II.5) Por outro lado, a fim de tentar “salvar” o §4º do art. 790, o melhor a se entender é que a menção à obtenção de créditos em juízo, ainda que em outros processos, “capazes de suportar a despesa” com honorários periciais traz implícito que a percepção de dinheiro por meio de processo(s) judicial(is) transmudou a condição econômica da parte ao ponto de esta ter deixado de ostentar a insuficiência de recursos necessária para a manutenção da condição de beneficiário da gratuidade da justiça. Em outras palavras, o legislador reformista, ainda que de forma atécnica e um pouco “atrapalhada”, tentou importar para a seara laboral a lógica do regramento delineado nos artigos 95, §§3º e 4º1, e 98, §§2º e 3º, do Código de Processo Civil.

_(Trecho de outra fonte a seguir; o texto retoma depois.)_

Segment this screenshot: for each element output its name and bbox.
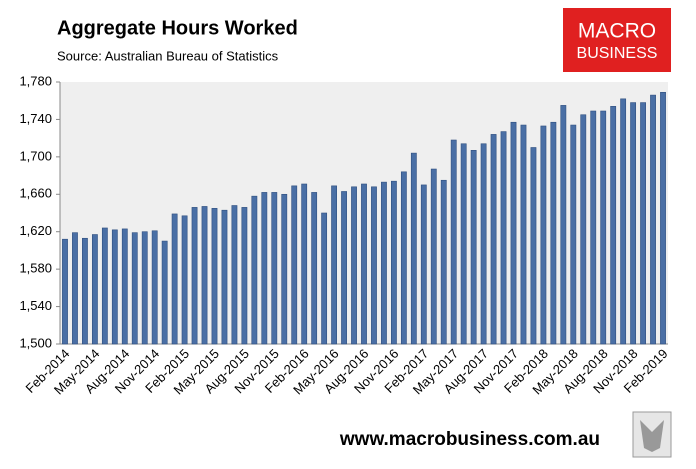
- logo-box: [563, 8, 671, 72]
- bar: [311, 192, 318, 345]
- bar: [520, 124, 527, 345]
- bar: [151, 230, 158, 345]
- y-tick-label: 1,740: [19, 111, 52, 126]
- bar: [72, 232, 78, 345]
- bar: [530, 147, 537, 345]
- bar: [640, 102, 646, 345]
- bar: [271, 192, 278, 345]
- bar: [400, 171, 407, 345]
- bar: [291, 185, 298, 345]
- bar: [301, 183, 308, 345]
- bar: [191, 207, 198, 345]
- bar: [161, 240, 168, 345]
- bar: [131, 232, 138, 345]
- y-tick-label: 1,620: [19, 223, 52, 238]
- bar: [91, 234, 98, 345]
- bar: [650, 94, 656, 345]
- bar: [391, 180, 397, 345]
- bar: [550, 121, 557, 345]
- bar: [540, 125, 547, 345]
- bar: [251, 195, 258, 345]
- bar: [470, 150, 477, 345]
- y-tick-label: 1,500: [19, 335, 52, 350]
- bar: [351, 186, 357, 345]
- bar: [111, 229, 118, 345]
- bar: [101, 227, 108, 345]
- bar: [630, 102, 637, 345]
- bar: [580, 114, 587, 345]
- bar: [381, 181, 387, 345]
- bar: [620, 98, 627, 345]
- bar: [141, 231, 148, 345]
- bar: [500, 131, 507, 345]
- bar: [660, 91, 666, 345]
- bar: [450, 139, 457, 345]
- bar: [480, 143, 487, 345]
- bar: [510, 121, 517, 345]
- bar: [361, 183, 367, 345]
- bar: [281, 193, 288, 345]
- y-tick-label: 1,540: [19, 298, 52, 313]
- chart-title: Aggregate Hours Worked: [57, 17, 298, 39]
- logo-icon: [640, 420, 664, 452]
- bar: [62, 238, 68, 345]
- bar: [371, 186, 377, 345]
- bar: [410, 152, 417, 345]
- bar: [201, 206, 208, 345]
- bar: [440, 179, 447, 345]
- bar: [331, 185, 337, 345]
- bar: [321, 212, 328, 345]
- bar: [460, 143, 467, 345]
- y-tick-label: 1,580: [19, 261, 52, 276]
- bar: [181, 215, 188, 345]
- bar: [420, 184, 427, 345]
- bar: [231, 205, 238, 345]
- bar: [560, 105, 567, 345]
- bar: [211, 208, 218, 345]
- logo-text: MACRO: [578, 20, 656, 43]
- bar: [221, 209, 228, 345]
- y-tick-label: 1,700: [19, 148, 52, 163]
- bar: [610, 106, 617, 345]
- y-tick-label: 1,780: [19, 73, 52, 88]
- y-tick-label: 1,660: [19, 186, 52, 201]
- bar: [341, 191, 347, 345]
- logo-text: BUSINESS: [577, 45, 658, 62]
- bar: [570, 124, 577, 345]
- bar: [490, 134, 497, 345]
- website: www.macrobusiness.com.au: [339, 429, 600, 450]
- bar: [241, 207, 248, 345]
- bar: [171, 213, 178, 345]
- chart-subtitle: Source: Australian Bureau of Statistics: [57, 48, 279, 63]
- bar: [590, 110, 597, 345]
- bar: [82, 237, 88, 345]
- bar: [261, 192, 268, 345]
- bar: [600, 110, 607, 345]
- bar: [121, 228, 128, 345]
- bar: [430, 168, 437, 345]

II.6) Nesse sentido, tentando sintetizar, em harmonia com a Constituição Federal e com o sistema que rege a matéria, a melhor compreensão para o novo texto do artigo 790, §4º, da CLT, conclui-se que: a)A União continua responsável pelo pagamento dos honorários periciais devidos pelo beneficiário da justiça gratuita sucumbente no objeto da perícia (art. 95, §3º, II, CPC; art. 790, §4º, CLT), havendo exigibilidade imediata de tal responsabilidade; b)O beneficiário da justiça gratuita sucumbente na pretensão objeto da perícia será também responsabilizado pelo pagamento dos honorários ao perito ou, se for o caso, pela restituição à União do montante já pago ao expert, porém tal responsabilidade ficará com a exigibilidade suspensa, somente se tornando exigível se, dentro do prazo de até cinco anos após o trânsito em julgado da constituição do crédito pericial, for comprovado pela parte interessada “que deixou de existir a situação de insuficiência de recursos que justificou a concessão de gratuidade” da justiça (art. 98, §3º, CPC); c)A efetiva realização e percepção de créditos, pela parte beneficiária da justiça gratuita sucumbente na pretensão objeto da perícia, no processo judicial em que originado o crédito pericial ou em qualquer outro processo judicial, é uma circunstância que, mediante avaliação no caso concreto, poderá ser suficiente para demonstrar o desaparecimento da condição de hipossuficiência econômica e autorizar a exigibilidade da responsabilidade da parte no pagamento dos honorários periciais, desde que observado o já referido prazo de até cinco anos após o trânsito em julgado da constituição do crédito do perito (art. 98, §3º, do CPC).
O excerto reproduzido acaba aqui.